By some estimates Uncle Sam shelled out $463 billion of your hard-earned tax dollars for an endless lists of things, from Post-it notes to tanks and stealth aircraft.
Politicians love to react to wasteful spending. And to stupid cuts. Like the reductions in portions of the CDC budget that at the start of a possible worldwide Ebola epidemic, suddenly don’t look so smart. If that (or some other disaster) happens, it won’t be the first time Uncle Sam has been caught with his pants down and his wallet exposed. Elected officials, many of whom probably caused or supported the “problem”, will be the first to denounce it. Meantime …
Do you recall, or know about, the bad old days when Uncle Sam purchased $435 claw hammers, $640 toilet seats and sometimes paid $7,600 for a coffee maker?
The time was the 1980s and politicians and the media had a field day at press conferences featuring the bad deal de jour. Some of the excesses were genuine. Others were hyped for publicity reasons. Some, because of the mission of the product, were justified.

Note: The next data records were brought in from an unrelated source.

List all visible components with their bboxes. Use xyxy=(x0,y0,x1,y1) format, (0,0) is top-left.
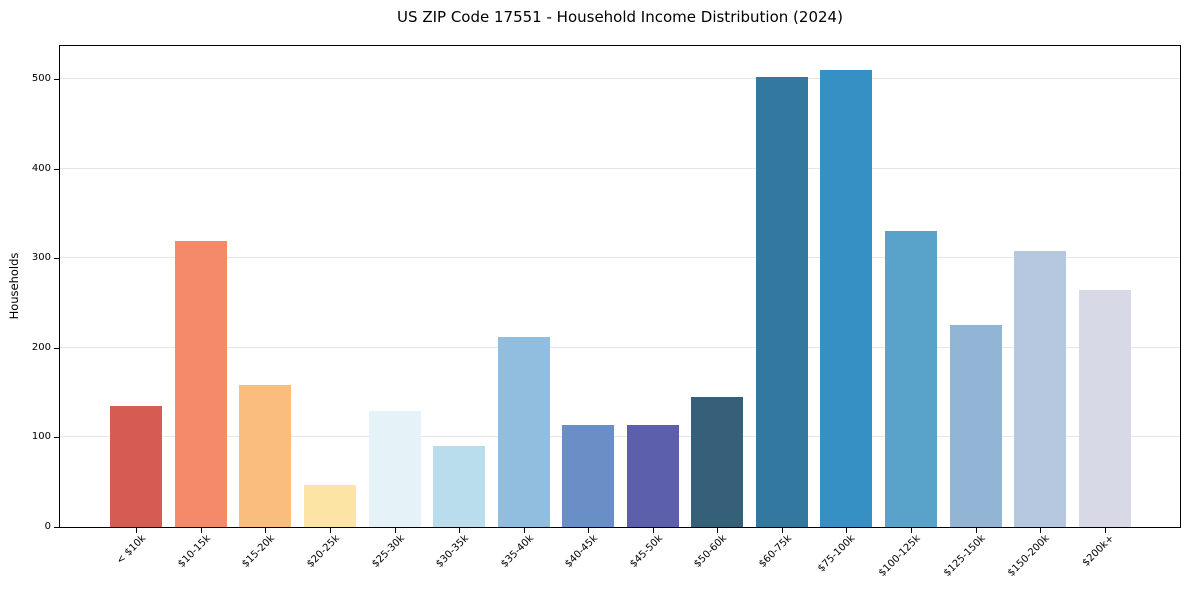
x-tick-mark-$25-30k xyxy=(395,528,396,533)
x-tick-mark-$35-40k xyxy=(524,528,525,533)
bar-$75-100k xyxy=(820,69,873,527)
x-tick-label-$30-35k: $30-35k xyxy=(433,533,471,570)
x-tick-label-$100-125k: $100-125k xyxy=(876,533,923,579)
x-tick-mark-$200k+ xyxy=(1105,528,1106,533)
bar-$10-15k xyxy=(174,241,227,527)
x-tick-label-$25-30k: $25-30k xyxy=(369,533,407,570)
y-tick-mark-100 xyxy=(54,437,59,438)
x-tick-mark-$45-50k xyxy=(653,528,654,533)
gridline-y-200 xyxy=(60,346,1180,348)
x-tick-label-$45-50k: $45-50k xyxy=(627,533,665,570)
x-tick-label-$200k+: $200k+ xyxy=(1080,533,1117,569)
x-tick-label-$125-150k: $125-150k xyxy=(941,533,988,579)
x-tick-mark-$125-150k xyxy=(976,528,977,533)
bar-$45-50k xyxy=(626,424,679,527)
bar-$50-60k xyxy=(691,397,744,527)
y-tick-mark-200 xyxy=(54,348,59,349)
gridline-y-500 xyxy=(60,77,1180,79)
y-tick-mark-400 xyxy=(54,169,59,170)
x-tick-mark-$100-125k xyxy=(911,528,912,533)
x-tick-mark-$50-60k xyxy=(717,528,718,533)
x-tick-label-$20-25k: $20-25k xyxy=(304,533,342,570)
y-tick-label-100: 100 xyxy=(31,431,51,442)
x-tick-label-$15-20k: $15-20k xyxy=(239,533,277,570)
y-tick-label-500: 500 xyxy=(31,73,51,84)
bar-$100-125k xyxy=(885,231,938,527)
y-tick-mark-300 xyxy=(54,258,59,259)
bar-$25-30k xyxy=(368,410,421,527)
x-tick-label-$60-75k: $60-75k xyxy=(756,533,794,570)
x-tick-label-$40-45k: $40-45k xyxy=(562,533,600,570)
x-tick-mark-$15-20k xyxy=(265,528,266,533)
bar-$35-40k xyxy=(497,337,550,527)
gridline-y-400 xyxy=(60,167,1180,169)
x-tick-mark-$20-25k xyxy=(330,528,331,533)
bar-$200k+ xyxy=(1078,290,1131,527)
x-tick-mark-$40-45k xyxy=(588,528,589,533)
x-tick-mark-$75-100k xyxy=(846,528,847,533)
gridline-y-100 xyxy=(60,436,1180,438)
y-tick-mark-0 xyxy=(54,527,59,528)
gridline-y-300 xyxy=(60,257,1180,259)
y-tick-label-200: 200 xyxy=(31,342,51,353)
x-tick-label-$150-200k: $150-200k xyxy=(1005,533,1052,579)
x-tick-mark-$30-35k xyxy=(459,528,460,533)
x-tick-label-$35-40k: $35-40k xyxy=(498,533,536,570)
x-tick-label-< $10k: < $10k xyxy=(114,533,148,567)
y-tick-label-0: 0 xyxy=(44,521,51,532)
y-tick-label-400: 400 xyxy=(31,163,51,174)
bar-$125-150k xyxy=(949,325,1002,527)
bar-$15-20k xyxy=(239,384,292,527)
y-tick-label-300: 300 xyxy=(31,252,51,263)
chart-title: US ZIP Code 17551 - Household Income Dis… xyxy=(397,8,843,26)
y-tick-mark-500 xyxy=(54,79,59,80)
bar-$20-25k xyxy=(303,484,356,527)
x-tick-label-$10-15k: $10-15k xyxy=(175,533,213,570)
bar-$40-45k xyxy=(562,424,615,527)
bar-$60-75k xyxy=(755,77,808,527)
x-tick-mark-$150-200k xyxy=(1040,528,1041,533)
bar-$150-200k xyxy=(1014,250,1067,527)
bar-< $10k xyxy=(110,406,163,527)
x-tick-mark-$10-15k xyxy=(201,528,202,533)
plot-area xyxy=(59,45,1181,528)
x-tick-mark-< $10k xyxy=(136,528,137,533)
x-tick-label-$50-60k: $50-60k xyxy=(691,533,729,570)
x-tick-mark-$60-75k xyxy=(782,528,783,533)
bar-$30-35k xyxy=(433,446,486,527)
x-tick-label-$75-100k: $75-100k xyxy=(816,533,858,575)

Whether good, bad or ugly, the nation went through a period (starting in the 1980s, revived in the 1990s) where everybody talked about improved procurement and acquisition. But did anybody do anything about it.
One logical question — once all the hype is cleared away — is did we learn anything? Or it is the same-old same-old. This week, Federal News Radio did a series of serious pieces on the acquisition process. I don’t know about you, but I learned a lot. If you didn’t see the series, or if you want to pass it on, it’s archived.

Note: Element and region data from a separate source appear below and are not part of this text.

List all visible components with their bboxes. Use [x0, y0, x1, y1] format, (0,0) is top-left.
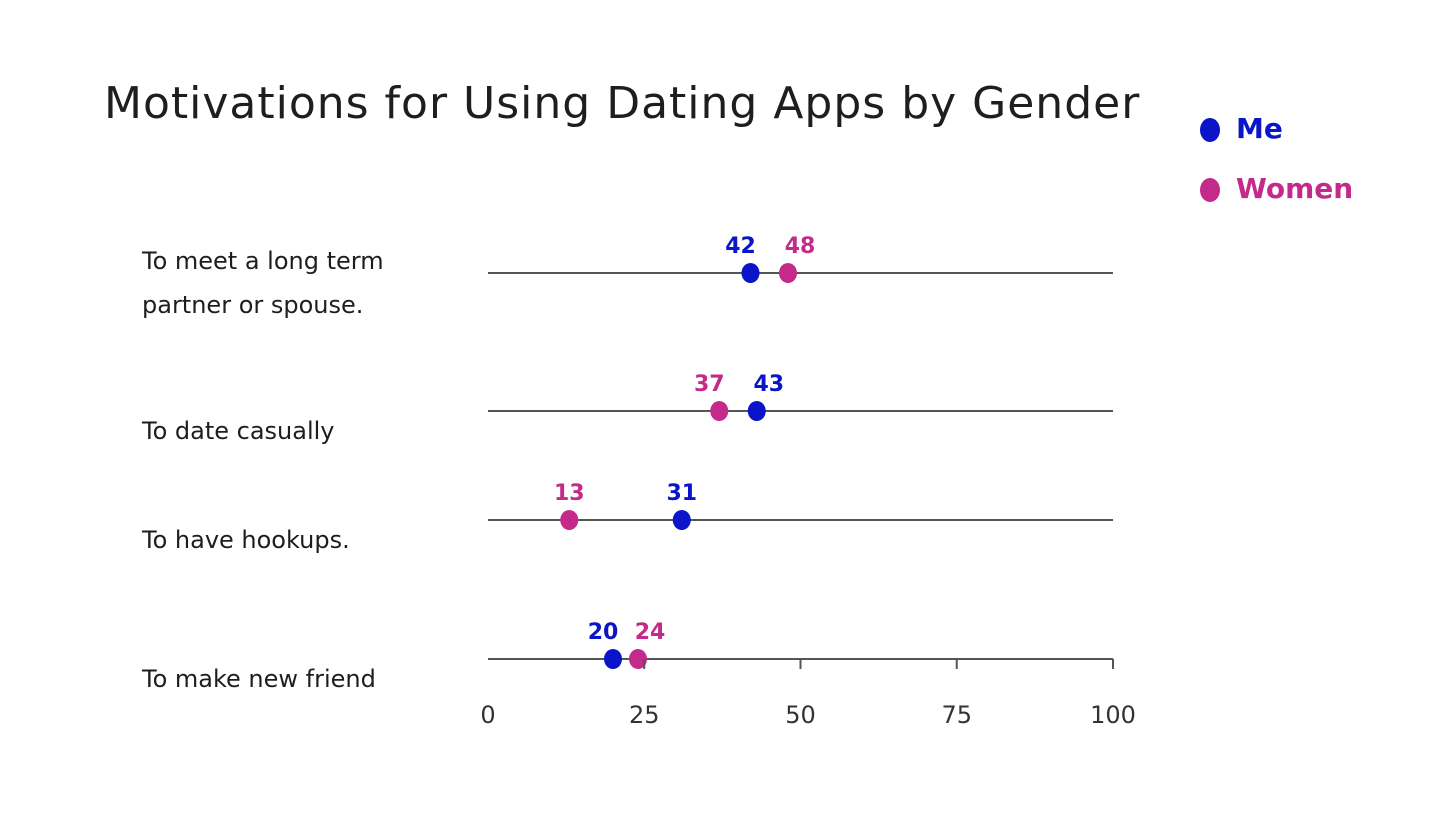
- data-label-women-3: 24: [635, 620, 666, 645]
- x-tick-label-0: 0: [480, 701, 495, 729]
- data-label-me-1: 43: [753, 372, 784, 397]
- dot-women-0: [779, 263, 797, 283]
- dot-me-2: [672, 510, 691, 530]
- category-label-1-0: To date casually: [141, 417, 335, 445]
- category-label-2-0: To have hookups.: [141, 526, 350, 554]
- dot-me-0: [741, 263, 760, 283]
- legend-label-0: Me: [1236, 112, 1283, 145]
- dot-women-2: [560, 510, 579, 530]
- data-label-women-0: 48: [785, 234, 816, 259]
- legend: Me Women: [1200, 112, 1353, 205]
- x-tick-label-2: 50: [785, 701, 816, 729]
- x-tick-label-1: 25: [629, 701, 660, 729]
- category-label-0-1: partner or spouse.: [142, 291, 363, 319]
- data-label-me-2: 31: [666, 481, 697, 506]
- category-label-0-0: To meet a long term: [141, 247, 384, 275]
- x-axis: 0 25 50 75 100: [480, 659, 1136, 729]
- category-rows: To meet a long term partner or spouse. 42 4…: [141, 234, 1113, 693]
- data-label-me-3: 20: [588, 620, 619, 645]
- legend-label-1: Women: [1236, 172, 1353, 205]
- legend-marker-1: [1200, 178, 1220, 202]
- dot-women-3: [629, 649, 647, 669]
- x-tick-label-3: 75: [941, 701, 972, 729]
- data-label-me-0: 42: [725, 234, 756, 259]
- dot-women-1: [710, 401, 729, 421]
- dot-me-1: [747, 401, 766, 421]
- x-tick-label-4: 100: [1090, 701, 1136, 729]
- category-label-3-0: To make new friend: [141, 665, 376, 693]
- legend-marker-0: [1200, 118, 1220, 142]
- data-label-women-2: 13: [554, 481, 585, 506]
- chart-title: Motivations for Using Dating Apps by Gen…: [104, 78, 1140, 129]
- dot-me-3: [604, 649, 622, 669]
- data-label-women-1: 37: [694, 372, 725, 397]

Meantime, here’s a comment from one reader who says we have miles to go before we, as a government, can call ourselves smart shoppers. He says a good place to start would be with Congress and the budget process it has broken for political reasons:
“As a retired Contracting Officer Representative (formerly COTR) I was responsible for the acquisition of all things IT. This included mainframe computers, DASD communications devices, labor support and millions upon millions of dollars worth of software support renewal contracts and licenses renewals. I see where the powers that be are planning to get a roomful of bosses together to discuss reform. I have to ask, “Why not get the persons from contracting that actually perform the work in that room?

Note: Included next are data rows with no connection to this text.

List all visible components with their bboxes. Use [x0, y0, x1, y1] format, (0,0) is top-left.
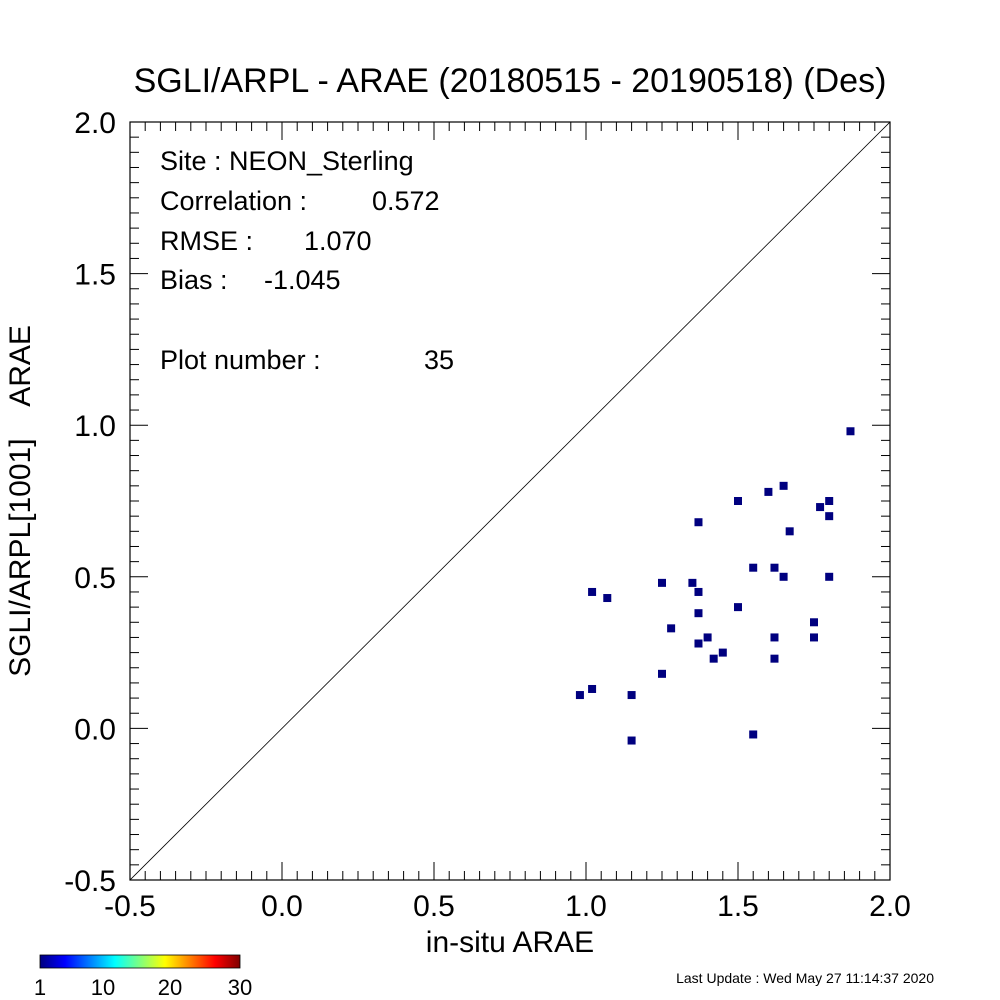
data-point [749, 563, 758, 572]
data-points [575, 427, 855, 745]
data-point [709, 654, 718, 663]
colorbar-gradient [39, 954, 241, 969]
x-tick-label: 2.0 [869, 890, 911, 923]
data-point [816, 503, 825, 512]
data-point [779, 481, 788, 490]
data-point [770, 633, 779, 642]
last-update-text: Last Update : Wed May 27 11:14:37 2020 [676, 970, 934, 986]
x-tick-label: 1.0 [565, 890, 607, 923]
data-point [588, 684, 597, 693]
axis-ticks [129, 121, 891, 881]
colorbar-tick-label: 10 [91, 975, 115, 1000]
data-point [764, 487, 773, 496]
stats-bias-value: -1.045 [264, 265, 341, 295]
stats-bias-label: Bias : [160, 265, 228, 295]
data-point [627, 736, 636, 745]
colorbar-tick-label: 30 [228, 975, 252, 1000]
colorbar-ticks: 1 10 20 30 [34, 975, 252, 1000]
data-point [575, 691, 584, 700]
data-point [779, 572, 788, 581]
data-point [810, 618, 818, 627]
data-point [770, 654, 779, 663]
y-tick-label: 1.5 [74, 259, 116, 292]
stats-rmse-label: RMSE : [160, 226, 253, 256]
colorbar-tick-label: 1 [34, 975, 46, 1000]
data-point [825, 497, 834, 505]
data-point [846, 427, 855, 436]
data-point [810, 633, 818, 642]
data-point [694, 639, 703, 648]
colorbar-tick-label: 20 [158, 975, 182, 1000]
plot-frame [129, 121, 891, 881]
one-to-one-line [130, 122, 890, 880]
data-point [694, 518, 703, 527]
data-point [627, 691, 636, 700]
x-axis-label: in-situ ARAE [426, 926, 594, 959]
data-point [688, 578, 697, 587]
x-tick-label: -0.5 [104, 890, 156, 923]
data-point [603, 594, 612, 603]
tick-labels: -0.5 0.0 0.5 1.0 1.5 2.0 -0.5 0.0 0.5 1.0 1.5 2.0 [64, 107, 911, 923]
data-point [825, 512, 834, 521]
data-point [718, 648, 727, 657]
stats-correlation-label: Correlation : [160, 186, 307, 216]
data-point [658, 669, 666, 678]
y-tick-label: 0.0 [74, 713, 116, 746]
data-point [658, 578, 666, 587]
data-point [825, 572, 834, 581]
x-tick-label: 0.0 [261, 890, 303, 923]
x-tick-label: 1.5 [717, 890, 759, 923]
y-tick-label: 1.0 [74, 410, 116, 443]
data-point [785, 527, 794, 536]
data-point [694, 587, 703, 596]
data-point [694, 609, 703, 618]
stats-plot-number-label: Plot number : [160, 345, 321, 375]
stats-correlation-value: 0.572 [372, 186, 440, 216]
data-point [703, 633, 712, 642]
data-point [749, 730, 758, 739]
x-tick-label: 0.5 [413, 890, 455, 923]
data-point [588, 587, 597, 596]
data-point [734, 497, 742, 505]
stats-site: Site : NEON_Sterling [160, 146, 414, 176]
data-point [734, 603, 742, 612]
chart-title: SGLI/ARPL - ARAE (20180515 - 20190518) (… [134, 62, 887, 100]
y-axis-label: SGLI/ARPL[1001] ARAE [4, 325, 37, 677]
y-tick-label: 0.5 [74, 562, 116, 595]
y-tick-label: 2.0 [74, 107, 116, 140]
y-tick-label: -0.5 [64, 865, 116, 898]
stats-box: Site : NEON_Sterling Correlation : 0.572… [160, 146, 454, 375]
data-point [770, 563, 779, 572]
stats-plot-number-value: 35 [424, 345, 454, 375]
data-point [667, 624, 676, 633]
stats-rmse-value: 1.070 [304, 226, 372, 256]
colorbar: 1 10 20 30 [34, 954, 252, 1000]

“One way to reform it immediately is for Congress to pass a budget that fully funds agencies for the entire year. I remember when there was shock and dismay about a $700 hammer procurement years ago. Those were the good old days. Continuing resolutions require CORs and Contracting to perform the same tasks four times a year instead of funding a contract once. Nearly the whole process has to be repeated three times after the initial award. Assuming you have GS13s and 14s working these contracts and total the salaried hours spent in repetitious extensions, then add in the salaried hours of Admin staff responsible for the initiating an office’s budget that have to spend hours adjusting and robbing Peter to pay Paul and there becomes a Congress created tax of hundreds and hundreds of thousands of dollars wasted each year because they can’t do the job they are mandated to do. This has gone on for years and is a criminal waste of money. As a retired Fed and tax payer I always resented this waste of my tax dollars. The public has no idea, and they should.” — John
Michael J. Fox was always the first choice to play Marty McFly in the 1985 film “Back to the Future”; however, his workload on the TV show “Family Ties” initially prevented him from taking the role. Actor Eric Stoltz was then cast to play the time-travelling hero. After four weeks of shooting, Director Robert Zemeckis and scriptwriter Bob Gale decided Stoltz wasn’t working out and the actor agreed. Fox joined the project, juggling both his day-time TV job and his night-time movie work on just five hours of sleep.